Security

A tool that drives your logged-in browser deserves a paranoid design. reins keeps the attack surface small by having no cloud half at all: the pieces only ever talk to each other, on your machine.

Network surface

  • Everything binds 127.0.0.1; neither the daemon nor the extension is reachable from the network.
  • /rpc and the other daemon endpoints validate the Host header, so web pages can't reach the daemon even through rebound DNS.
  • The daemon accepts extension WebSocket connections only from exact allowlisted chrome-extension://<id> origins. Browsers stamp that header themselves; pages and other extensions can't forge it. Dev builds are added explicitly with reins allow <id>.

Visibility and control

  • Chrome shows its native "is being debugged" banner whenever the extension is attached to a tab, so you always know when an agent is acting.
  • The toolbar popup's Disconnect toggle severs the daemon connection instantly.
  • Nothing happens in the background: the extension only acts on explicit commands sent through the CLI on your machine.

Per-site permissions

  • Every host resolves to a tier — deny, read, or full — and the extension enforces it before any command touches a tab. The check runs inside the extension, so nothing speaking the protocol — the CLI, the daemon, or any other local client — can skip or loosen it.
  • Grants happen only in the extension popup, a user gesture an agent can't perform from the shell. The CLI (reins policy) can view and tighten the policy, never loosen it.
  • The shipped default is full everywhere — today's behavior — so tightening is opt-in. deny also redacts the site's tabs from reins tabs.

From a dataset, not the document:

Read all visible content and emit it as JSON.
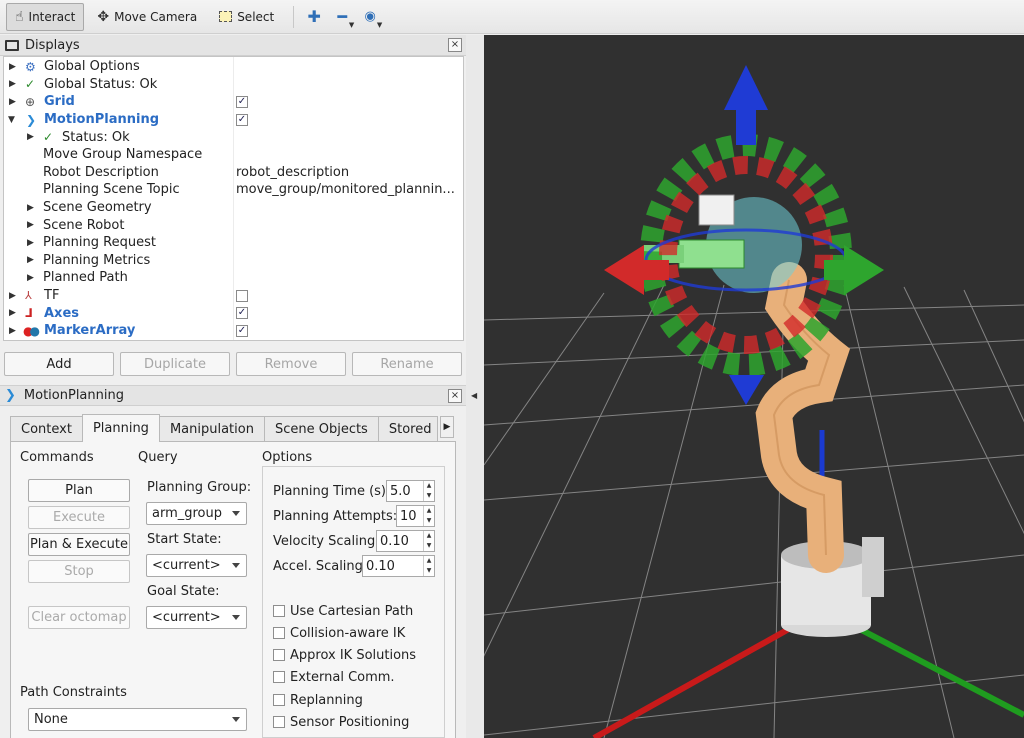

The full model — tiers, wildcard rules, matching precedence — is on the Site permissions page.

Trust boundary

The tiers contain the agent you invited in; they are not a defense against other software on your machine. Anything already running as your OS user sits inside the trust boundary — it could talk to the daemon or rewrite the policy store directly, and no browser automation tool's permission model survives local malware. The honest write-up — what the tiers protect against, what they can't, prompt injection, and a hardening checklist — is the threat model (SECURITY.md).

Audit trail

  • Every command the daemon executes — and every one the policy blocks — appends one structured line (timestamp, command, browser, tab, host, tier, outcome, duration) to ~/.reins/logs/audit-YYYY-MM-DD.jsonl. reins audit renders the trail; --denied shows only what policy blocked.
  • Value-bearing params — typed text, fill values, eval code, CDP payloads — are redacted before the line is written, so the trail never stores what the agent typed, only that it typed.
  • Audit files are pruned after 30 days. Writes are best-effort: a full disk never blocks a command.

Data handling

  • Page content and tab metadata are read via the Chrome DevTools Protocol only when your local daemon asks, and are sent only to that daemon over localhost.
  • No analytics, no telemetry, no tracking, no remote servers, no remote code.
  • The only stored state is the extension's own settings (auto-connect, cached daemon port, connection status) and your site-permission policy, kept in chrome.storage on your device.

The full policy lives at reins.tech/privacy. The code is MIT-licensed and auditable at github.com/karnstack/reins.